CD Recensies

STRAVINSKY: AGON, JEUX DE CARTES, ORPHEUS

Stravinsky: Jeu de cartes; Agon; Orpheus. BBC Schots symfonie orkest o.l.v. Ilan Volkov. Hyperion CDA 67698 (72’45”). 2009

 

Stravinsky: Symfonie in 3 delen; Agon; Apollon musagète; Uit De Vuurvogel: finale. BBC Symfonie orkest o.l.v. Igor Stravinsky. BBC Legends BBCL 4253-2 (79’46”). 1958

 

Het toeval wil dat vrijwel gelijktijdig twee nieuwe opnamen verschenen van het ballet Agon uit 1957, geschreven voor Balanchine’s New York City Ballet. Een op de planken en op cd ondervertegenwoordigd werk, mogelijk vanwege het abstracte karakter ervan, maar waarschijnlijker omdat het gaat om proto-seriële muziek. De titel staat voor het Griekse ‘wedstrijd’ en het werk kan worden gezien als een soort dialectische strijd tussen traditie en modernisme. Het werk begint met neoklassieke fanfares, maar wordt steeds chromatischer totdat het heel serieel eindigt voordat het vertoog met tonale fanfares tot vroeger terugkeert. Hoe dat ook zij, het ballet bevat prachtige dansmuziek en vertegenwoordigt Stravinsky’s vreugde niet zozeer omdat hij eindelijk zijn tehuis in het serialisme had gevonden, maar omdat hij vond dat hij zijn hele leven alk quasi serieel had gecomponeerd en omdat hij die technieken kon hanteren zonder zichzelf te verloochenen.

De BBC mono opname komt uit de Royal Festival Hall in Londen en werd dus kort na de première van Agon gemaakt; hij ademt de sfeer van het verwachtingsvolle nieuwe, maar is qua realisatie niet optimaal. Ook van de andere balletwerken is het meer de aanwezigheid van de meester zelf dan het klinkend resultaat dat de moeite waard is.

De Hyperion opname komt uit een heel andere, verse competitie en is eigenlijk alleen al door de combinatie van een drietal minder bekende balletmuzieken de aandacht waard. Volkov zorgt voor een sfeervolle, dansmatige realisatie; deze heeft gewicht en ademt theatersfeer.
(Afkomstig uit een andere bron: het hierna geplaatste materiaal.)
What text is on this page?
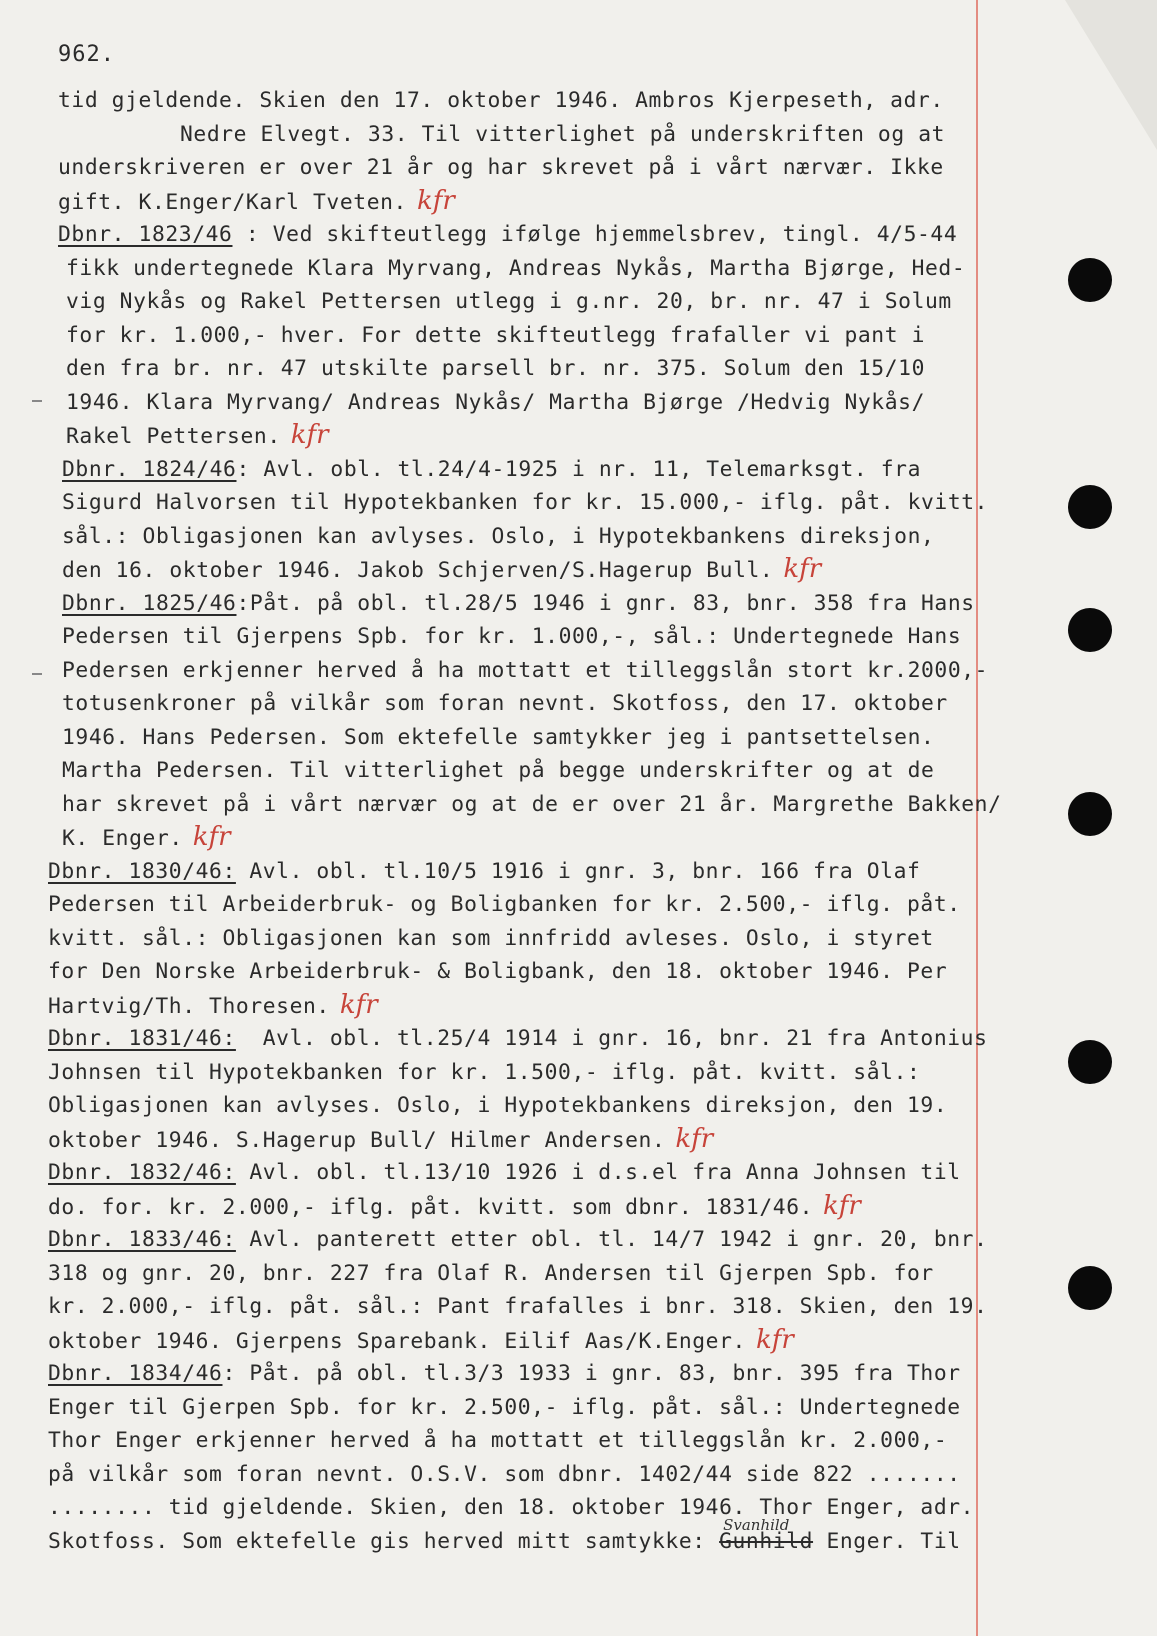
962.
tid gjeldende. Skien den 17. oktober 1946. Ambros Kjerpeseth, adr.
Nedre Elvegt. 33. Til vitterlighet på underskriften og at
underskriveren er over 21 år og har skrevet på i vårt nærvær. Ikke
gift. K.Enger/Karl Tveten. kfr
Dbnr. 1823/46 : Ved skifteutlegg ifølge hjemmelsbrev, tingl. 4/5-44
fikk undertegnede Klara Myrvang, Andreas Nykås, Martha Bjørge, Hed-
vig Nykås og Rakel Pettersen utlegg i g.nr. 20, br. nr. 47 i Solum
for kr. 1.000,- hver. For dette skifteutlegg frafaller vi pant i
den fra br. nr. 47 utskilte parsell br. nr. 375. Solum den 15/10
1946. Klara Myrvang/ Andreas Nykås/ Martha Bjørge /Hedvig Nykås/
Rakel Pettersen. kfr
Dbnr. 1824/46: Avl. obl. tl.24/4-1925 i nr. 11, Telemarksgt. fra
Sigurd Halvorsen til Hypotekbanken for kr. 15.000,- iflg. påt. kvitt.
sål.: Obligasjonen kan avlyses. Oslo, i Hypotekbankens direksjon,
den 16. oktober 1946. Jakob Schjerven/S.Hagerup Bull. kfr
Dbnr. 1825/46:Påt. på obl. tl.28/5 1946 i gnr. 83, bnr. 358 fra Hans
Pedersen til Gjerpens Spb. for kr. 1.000,-, sål.: Undertegnede Hans
Pedersen erkjenner herved å ha mottatt et tilleggslån stort kr.2000,-
totusenkroner på vilkår som foran nevnt. Skotfoss, den 17. oktober
1946. Hans Pedersen. Som ektefelle samtykker jeg i pantsettelsen.
Martha Pedersen. Til vitterlighet på begge underskrifter og at de
har skrevet på i vårt nærvær og at de er over 21 år. Margrethe Bakken/
K. Enger. kfr
Dbnr. 1830/46: Avl. obl. tl.10/5 1916 i gnr. 3, bnr. 166 fra Olaf
Pedersen til Arbeiderbruk- og Boligbanken for kr. 2.500,- iflg. påt.
kvitt. sål.: Obligasjonen kan som innfridd avleses. Oslo, i styret
for Den Norske Arbeiderbruk- & Boligbank, den 18. oktober 1946. Per
Hartvig/Th. Thoresen. kfr
Dbnr. 1831/46:  Avl. obl. tl.25/4 1914 i gnr. 16, bnr. 21 fra Antonius
Johnsen til Hypotekbanken for kr. 1.500,- iflg. påt. kvitt. sål.:
Obligasjonen kan avlyses. Oslo, i Hypotekbankens direksjon, den 19.
oktober 1946. S.Hagerup Bull/ Hilmer Andersen. kfr
Dbnr. 1832/46: Avl. obl. tl.13/10 1926 i d.s.el fra Anna Johnsen til
do. for. kr. 2.000,- iflg. påt. kvitt. som dbnr. 1831/46. kfr
Dbnr. 1833/46: Avl. panterett etter obl. tl. 14/7 1942 i gnr. 20, bnr.
318 og gnr. 20, bnr. 227 fra Olaf R. Andersen til Gjerpen Spb. for
kr. 2.000,- iflg. påt. sål.: Pant frafalles i bnr. 318. Skien, den 19.
oktober 1946. Gjerpens Sparebank. Eilif Aas/K.Enger. kfr
Dbnr. 1834/46: Påt. på obl. tl.3/3 1933 i gnr. 83, bnr. 395 fra Thor
Enger til Gjerpen Spb. for kr. 2.500,- iflg. påt. sål.: Undertegnede
Thor Enger erkjenner herved å ha mottatt et tilleggslån kr. 2.000,-
på vilkår som foran nevnt. O.S.V. som dbnr. 1402/44 side 822 .......
........ tid gjeldende. Skien, den 18. oktober 1946. Thor Enger, adr.
Skotfoss. Som ektefelle gis herved mitt samtykke:
Svanhild
Gunhild Enger. Til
De oude DG opname van Rosbaud en de enigszins terloopse van Craft op Naxos zijn daarmee op z’n minst achterhaald zo niet overtroffen.

Bij Jeux de cartes (1937) komt de voornaamste concurrentie van Abbado (DG) die veel affiniteit toonde met juist deze muziek. Chailly (Decca) was nog wat verfijnder en fijnzinniger mede dankzij de transparanter opname, maar Volkov verenigt het beste van die beide werelden en overtuigt minstens zozeer.

Orpheus uit 1948 tenslotte was ook het terrein van Craft (Naxos). Net als hij koestert Volkov het werk in een toegewijde, zuivere verklanking. De Hyperion uitgave solliciteert naar een plaatsje in het cd rek van elke balletliefhebber.